En l’espèce, M. [N] [T], partie succombante à la procédure, supportera la charge des dépens. Aucun texte ne subordonnant le prononcé de la résiliation du bail pour manquement à l’obligation de jouissance paisible à une mise en demeure préalable par acte d’huissier, les sommations du 14 septembre 2023 (au demeurant non transmise à la juridiction) et du 29 avril 2024 ne peuvent pas être assimilées à des dépens mais constituent des frais irrépétibles.
Sur les frais irrépétibles
En application de l’article 700 du code de procédure civile, le juge condamne la partie tenue aux dépens ou qui perd son procès à payer à l’autre partie la somme qu’il détermine, au titre des frais exposés et non compris dans les dépens. Dans tous les cas, le juge tient compte de l’équité ou de la situation économique de la partie condamnée. Il peut, même d’office, pour des raisons tirées des mêmes considérations, dire qu’il n’y a pas lieu à ces condamnations.
En l’occurrence, l’établissement public DROME AMENAGEMENT HABITAT justifie avoir exposé des frais non compris dans les dépens. Il n’est pas inéquitable de condamner M. [N] [T] à payer à l’établissement public DROME AMENAGEMENT HABITAT la somme de 264 euros en application des dispositions susvisées.
Sur l’exécution provisoire
En vertu de l’article 514 du code de procédure civile, les décisions de première instance sont de droit exécutoires à titre provisoire à moins que la loi ou la décision rendue n’en dispose autrement. L’article 514-1 du même code dispose que le juge peut écarter l’exécution provisoire de droit, en tout ou partie, s’il estime qu’elle est incompatible avec la nature de l’affaire.
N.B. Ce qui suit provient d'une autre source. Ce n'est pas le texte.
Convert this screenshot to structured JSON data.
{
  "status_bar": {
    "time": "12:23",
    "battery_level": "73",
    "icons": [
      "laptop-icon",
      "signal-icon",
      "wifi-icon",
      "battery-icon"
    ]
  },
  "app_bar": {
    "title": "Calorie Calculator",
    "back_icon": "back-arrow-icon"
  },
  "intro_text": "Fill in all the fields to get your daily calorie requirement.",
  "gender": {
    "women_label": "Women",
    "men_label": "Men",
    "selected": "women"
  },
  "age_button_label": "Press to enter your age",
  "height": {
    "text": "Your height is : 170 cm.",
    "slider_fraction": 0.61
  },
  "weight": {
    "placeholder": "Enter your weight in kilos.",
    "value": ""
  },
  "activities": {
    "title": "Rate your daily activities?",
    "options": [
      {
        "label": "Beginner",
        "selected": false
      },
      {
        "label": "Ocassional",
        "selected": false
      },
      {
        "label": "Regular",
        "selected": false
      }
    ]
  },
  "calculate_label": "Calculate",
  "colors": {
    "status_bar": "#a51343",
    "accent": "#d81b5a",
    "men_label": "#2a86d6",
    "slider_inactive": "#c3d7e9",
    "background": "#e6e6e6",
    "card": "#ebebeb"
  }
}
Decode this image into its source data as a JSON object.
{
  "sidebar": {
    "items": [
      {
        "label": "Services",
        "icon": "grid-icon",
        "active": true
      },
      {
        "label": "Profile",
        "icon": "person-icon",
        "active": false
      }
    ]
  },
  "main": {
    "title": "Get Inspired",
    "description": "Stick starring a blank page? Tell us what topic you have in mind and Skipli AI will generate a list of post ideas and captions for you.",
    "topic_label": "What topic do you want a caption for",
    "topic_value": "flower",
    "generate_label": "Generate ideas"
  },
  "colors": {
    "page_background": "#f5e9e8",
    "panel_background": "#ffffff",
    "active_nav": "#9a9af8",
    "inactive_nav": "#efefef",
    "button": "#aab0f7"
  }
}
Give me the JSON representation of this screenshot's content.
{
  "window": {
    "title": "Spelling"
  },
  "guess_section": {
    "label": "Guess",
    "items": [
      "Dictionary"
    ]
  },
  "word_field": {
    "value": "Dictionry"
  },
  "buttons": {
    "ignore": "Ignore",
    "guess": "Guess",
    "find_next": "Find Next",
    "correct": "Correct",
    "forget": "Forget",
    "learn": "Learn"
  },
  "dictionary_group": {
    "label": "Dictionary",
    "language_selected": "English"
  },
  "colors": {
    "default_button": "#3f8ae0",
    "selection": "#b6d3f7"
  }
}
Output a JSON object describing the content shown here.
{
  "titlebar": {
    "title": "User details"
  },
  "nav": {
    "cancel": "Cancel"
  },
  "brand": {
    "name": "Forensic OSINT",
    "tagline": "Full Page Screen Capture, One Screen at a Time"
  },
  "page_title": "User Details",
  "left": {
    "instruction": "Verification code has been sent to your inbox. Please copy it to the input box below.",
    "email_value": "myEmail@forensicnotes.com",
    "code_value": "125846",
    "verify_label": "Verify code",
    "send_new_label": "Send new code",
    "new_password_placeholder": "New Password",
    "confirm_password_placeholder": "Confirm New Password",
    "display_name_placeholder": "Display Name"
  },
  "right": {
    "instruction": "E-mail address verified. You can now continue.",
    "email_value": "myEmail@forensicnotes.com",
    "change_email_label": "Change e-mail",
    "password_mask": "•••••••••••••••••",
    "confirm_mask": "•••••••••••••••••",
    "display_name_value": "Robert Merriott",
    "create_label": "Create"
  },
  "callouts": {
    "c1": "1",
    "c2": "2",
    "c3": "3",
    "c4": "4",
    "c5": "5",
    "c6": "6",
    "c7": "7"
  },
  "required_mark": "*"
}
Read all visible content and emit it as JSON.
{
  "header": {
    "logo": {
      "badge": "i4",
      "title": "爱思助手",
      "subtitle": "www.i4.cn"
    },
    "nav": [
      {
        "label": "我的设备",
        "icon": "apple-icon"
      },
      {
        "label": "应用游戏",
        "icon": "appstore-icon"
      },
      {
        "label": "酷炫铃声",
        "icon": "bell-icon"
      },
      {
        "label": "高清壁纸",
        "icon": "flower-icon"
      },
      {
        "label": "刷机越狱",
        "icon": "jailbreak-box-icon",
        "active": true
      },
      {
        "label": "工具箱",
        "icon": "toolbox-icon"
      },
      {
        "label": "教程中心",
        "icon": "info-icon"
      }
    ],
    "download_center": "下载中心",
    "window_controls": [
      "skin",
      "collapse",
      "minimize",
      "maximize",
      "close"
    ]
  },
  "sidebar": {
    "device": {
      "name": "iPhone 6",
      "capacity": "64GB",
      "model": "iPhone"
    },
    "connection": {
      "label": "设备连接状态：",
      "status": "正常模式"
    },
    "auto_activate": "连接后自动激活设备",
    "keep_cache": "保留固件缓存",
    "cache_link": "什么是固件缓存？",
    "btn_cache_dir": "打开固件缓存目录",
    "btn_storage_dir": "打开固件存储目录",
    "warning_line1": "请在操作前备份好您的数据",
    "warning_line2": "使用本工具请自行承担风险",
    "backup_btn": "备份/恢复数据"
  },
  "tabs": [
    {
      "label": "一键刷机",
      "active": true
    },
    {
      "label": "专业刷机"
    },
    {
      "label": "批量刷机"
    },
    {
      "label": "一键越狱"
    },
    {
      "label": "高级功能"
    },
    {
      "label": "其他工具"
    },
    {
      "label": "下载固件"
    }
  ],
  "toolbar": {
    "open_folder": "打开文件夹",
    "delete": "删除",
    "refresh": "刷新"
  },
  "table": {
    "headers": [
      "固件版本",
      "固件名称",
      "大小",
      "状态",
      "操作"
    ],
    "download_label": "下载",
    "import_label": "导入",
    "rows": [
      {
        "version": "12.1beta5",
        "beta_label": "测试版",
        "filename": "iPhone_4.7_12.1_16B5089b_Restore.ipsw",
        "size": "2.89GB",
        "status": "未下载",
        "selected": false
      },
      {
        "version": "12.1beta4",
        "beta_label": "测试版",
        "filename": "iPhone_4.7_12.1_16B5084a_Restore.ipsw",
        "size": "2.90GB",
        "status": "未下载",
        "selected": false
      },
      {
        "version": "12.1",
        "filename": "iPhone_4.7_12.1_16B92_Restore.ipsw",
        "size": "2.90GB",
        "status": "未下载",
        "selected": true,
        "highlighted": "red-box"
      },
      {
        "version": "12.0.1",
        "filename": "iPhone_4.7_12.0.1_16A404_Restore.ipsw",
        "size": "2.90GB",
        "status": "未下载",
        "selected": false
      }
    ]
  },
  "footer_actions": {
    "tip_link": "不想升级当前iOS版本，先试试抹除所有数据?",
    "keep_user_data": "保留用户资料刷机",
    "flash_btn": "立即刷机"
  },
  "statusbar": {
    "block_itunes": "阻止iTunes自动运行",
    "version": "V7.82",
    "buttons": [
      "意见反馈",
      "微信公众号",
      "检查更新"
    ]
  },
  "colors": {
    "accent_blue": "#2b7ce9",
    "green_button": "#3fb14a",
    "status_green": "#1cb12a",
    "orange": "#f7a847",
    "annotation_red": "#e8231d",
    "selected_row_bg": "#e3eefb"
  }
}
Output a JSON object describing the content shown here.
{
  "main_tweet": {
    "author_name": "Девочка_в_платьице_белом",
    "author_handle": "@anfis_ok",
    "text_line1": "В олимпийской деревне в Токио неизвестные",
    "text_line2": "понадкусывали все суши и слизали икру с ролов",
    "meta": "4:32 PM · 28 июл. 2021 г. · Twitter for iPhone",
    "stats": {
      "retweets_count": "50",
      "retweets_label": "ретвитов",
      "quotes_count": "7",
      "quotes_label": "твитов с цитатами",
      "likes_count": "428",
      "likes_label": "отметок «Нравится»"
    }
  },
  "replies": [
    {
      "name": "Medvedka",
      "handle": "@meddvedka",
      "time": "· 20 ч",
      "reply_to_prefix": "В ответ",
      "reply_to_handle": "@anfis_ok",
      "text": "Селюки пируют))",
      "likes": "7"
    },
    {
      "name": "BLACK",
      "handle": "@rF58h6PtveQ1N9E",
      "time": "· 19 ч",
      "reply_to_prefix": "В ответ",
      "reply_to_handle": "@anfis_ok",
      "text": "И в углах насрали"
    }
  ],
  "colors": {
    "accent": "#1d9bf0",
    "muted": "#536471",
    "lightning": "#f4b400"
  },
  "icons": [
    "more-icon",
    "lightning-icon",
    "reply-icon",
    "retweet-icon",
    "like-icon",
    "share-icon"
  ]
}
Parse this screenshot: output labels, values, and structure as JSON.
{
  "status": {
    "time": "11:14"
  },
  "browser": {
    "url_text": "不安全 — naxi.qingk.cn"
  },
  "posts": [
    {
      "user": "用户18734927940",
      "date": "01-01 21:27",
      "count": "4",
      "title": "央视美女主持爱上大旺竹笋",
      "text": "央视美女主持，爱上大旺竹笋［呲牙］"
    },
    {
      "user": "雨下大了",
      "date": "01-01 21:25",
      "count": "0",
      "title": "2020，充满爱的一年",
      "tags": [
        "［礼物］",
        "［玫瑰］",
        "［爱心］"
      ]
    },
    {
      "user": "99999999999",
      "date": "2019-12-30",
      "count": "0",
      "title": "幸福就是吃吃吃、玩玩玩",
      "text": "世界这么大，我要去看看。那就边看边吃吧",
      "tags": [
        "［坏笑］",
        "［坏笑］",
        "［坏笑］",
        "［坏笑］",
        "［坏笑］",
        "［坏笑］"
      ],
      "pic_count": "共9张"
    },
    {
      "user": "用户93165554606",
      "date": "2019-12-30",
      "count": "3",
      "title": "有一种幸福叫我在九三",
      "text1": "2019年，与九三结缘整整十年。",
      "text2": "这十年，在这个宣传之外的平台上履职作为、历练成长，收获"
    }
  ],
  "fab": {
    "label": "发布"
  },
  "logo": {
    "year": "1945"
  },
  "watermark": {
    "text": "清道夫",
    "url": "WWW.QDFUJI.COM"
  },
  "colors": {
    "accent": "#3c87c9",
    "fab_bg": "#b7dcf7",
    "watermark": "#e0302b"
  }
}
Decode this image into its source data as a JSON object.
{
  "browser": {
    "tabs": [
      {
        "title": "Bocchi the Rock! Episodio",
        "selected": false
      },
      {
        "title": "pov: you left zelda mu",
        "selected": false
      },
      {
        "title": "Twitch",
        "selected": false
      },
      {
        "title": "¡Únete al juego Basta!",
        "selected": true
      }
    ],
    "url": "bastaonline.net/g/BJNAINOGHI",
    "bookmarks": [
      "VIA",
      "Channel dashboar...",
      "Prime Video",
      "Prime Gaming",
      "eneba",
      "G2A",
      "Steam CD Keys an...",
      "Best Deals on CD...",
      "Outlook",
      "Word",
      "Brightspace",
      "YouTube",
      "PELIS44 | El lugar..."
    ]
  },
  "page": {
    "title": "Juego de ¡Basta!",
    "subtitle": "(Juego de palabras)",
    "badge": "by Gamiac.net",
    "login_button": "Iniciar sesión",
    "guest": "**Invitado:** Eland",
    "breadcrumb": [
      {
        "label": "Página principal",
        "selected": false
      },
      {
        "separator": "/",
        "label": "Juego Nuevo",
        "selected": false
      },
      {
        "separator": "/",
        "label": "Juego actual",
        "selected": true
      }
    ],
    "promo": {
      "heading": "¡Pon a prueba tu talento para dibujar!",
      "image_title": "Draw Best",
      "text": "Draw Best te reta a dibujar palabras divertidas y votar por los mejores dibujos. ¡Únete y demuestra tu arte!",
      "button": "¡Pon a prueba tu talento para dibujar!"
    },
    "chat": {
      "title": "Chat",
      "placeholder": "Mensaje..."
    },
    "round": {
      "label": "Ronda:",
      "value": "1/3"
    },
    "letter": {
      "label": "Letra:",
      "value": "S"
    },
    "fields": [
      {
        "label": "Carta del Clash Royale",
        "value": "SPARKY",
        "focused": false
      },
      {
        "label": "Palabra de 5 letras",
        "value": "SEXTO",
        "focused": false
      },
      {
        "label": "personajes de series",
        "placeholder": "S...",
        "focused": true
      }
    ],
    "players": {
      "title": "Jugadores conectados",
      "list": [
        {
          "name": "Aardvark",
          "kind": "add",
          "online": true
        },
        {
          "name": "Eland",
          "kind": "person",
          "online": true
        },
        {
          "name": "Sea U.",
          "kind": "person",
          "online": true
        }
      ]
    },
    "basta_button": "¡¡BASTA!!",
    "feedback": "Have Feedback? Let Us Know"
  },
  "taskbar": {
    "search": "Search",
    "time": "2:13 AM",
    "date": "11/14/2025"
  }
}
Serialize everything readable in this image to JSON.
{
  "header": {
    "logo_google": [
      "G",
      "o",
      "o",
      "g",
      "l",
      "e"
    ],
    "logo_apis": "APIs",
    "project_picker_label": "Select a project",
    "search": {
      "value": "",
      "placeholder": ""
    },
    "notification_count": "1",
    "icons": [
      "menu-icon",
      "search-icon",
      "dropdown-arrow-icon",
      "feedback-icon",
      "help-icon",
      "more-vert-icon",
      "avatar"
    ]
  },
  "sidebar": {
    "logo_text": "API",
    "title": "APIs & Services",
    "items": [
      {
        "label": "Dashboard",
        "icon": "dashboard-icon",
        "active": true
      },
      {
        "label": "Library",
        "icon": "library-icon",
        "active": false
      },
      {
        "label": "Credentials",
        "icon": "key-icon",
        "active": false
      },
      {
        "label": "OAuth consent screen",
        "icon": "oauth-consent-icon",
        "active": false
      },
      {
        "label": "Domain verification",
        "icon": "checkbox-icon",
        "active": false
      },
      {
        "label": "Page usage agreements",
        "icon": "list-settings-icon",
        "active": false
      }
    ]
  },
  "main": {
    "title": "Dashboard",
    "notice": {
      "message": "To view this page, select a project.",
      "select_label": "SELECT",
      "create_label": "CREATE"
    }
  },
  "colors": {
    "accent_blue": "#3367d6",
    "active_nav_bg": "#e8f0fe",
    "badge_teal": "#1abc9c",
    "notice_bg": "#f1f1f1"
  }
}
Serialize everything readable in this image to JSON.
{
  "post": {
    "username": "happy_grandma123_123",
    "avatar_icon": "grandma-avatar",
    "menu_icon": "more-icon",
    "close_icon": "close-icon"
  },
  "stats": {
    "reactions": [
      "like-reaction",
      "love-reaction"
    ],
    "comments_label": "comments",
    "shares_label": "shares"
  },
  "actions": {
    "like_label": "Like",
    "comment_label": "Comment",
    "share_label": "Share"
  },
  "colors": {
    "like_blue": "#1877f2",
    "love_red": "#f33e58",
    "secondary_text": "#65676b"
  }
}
Il statue, d’office ou à la demande d’une partie, par décision spécialement motivée.
En l’espèce, l’exécution provisoire n’étant pas incompatible avec la nature de l’affaire, il n’y a pas lieu de l’écarter.
PAR CES MOTIFS
Le juge des contentieux de la protection, statuant par mise à disposition au greffe, par jugement contradictoire et en premier ressort,
Déclare recevables les pièces n°1 et n°5 à 12 produites par l’établissement public DROME AMENAGEMENT HABITAT,
Prononce la résiliation du bail conclu le 16 mars 2023 entre l’établissement public DROME AMENAGEMENT HABITAT et M. [N] [T],
Ordonne en conséquence à M. [N] [T] de libérer le logement situé [Adresse 3] à [Localité 5] et de restituer les clés dans le délai de huit jours à compter de la signification du présent jugement,
Dit qu’à défaut pour M. [N] [T] d’avoir volontairement libéré les lieux et restitué les clés dans ce délai, l’E.P.I.C. DROME AMENAGEMENT HABITAT pourra, deux mois après la signification d’un commandement de quitter les lieux, faire procéder à son expulsion ainsi qu’à celle de tous occupants de son chef, y compris le cas échéant avec le concours d’un serrurier et de la force publique,
Condamne M. [N] [T] à verser à l’E.P.I.C. DROME AMENAGEMENT HABITAT une indemnité mensuelle d’occupation, à compter du présent jugement et jusqu’à la date de libération effective des lieux, égale au dernier terme de loyer,
Condamne M. [N] [T] à verser à l’E.P.I.C. DROME AMENAGEMENT HABITAT la somme de 264 euros au titre de l’article 700 du code de procédure civile,
Condamne M. [N] [T] aux dépens,
Rappelle que la présente décision bénéficie de l’exécution provisoire de droit,
Dit que la présente décision sera communiquée à la direction départementale de l’emploi, du travail, des solidarités et de la protection des populations de la Drôme.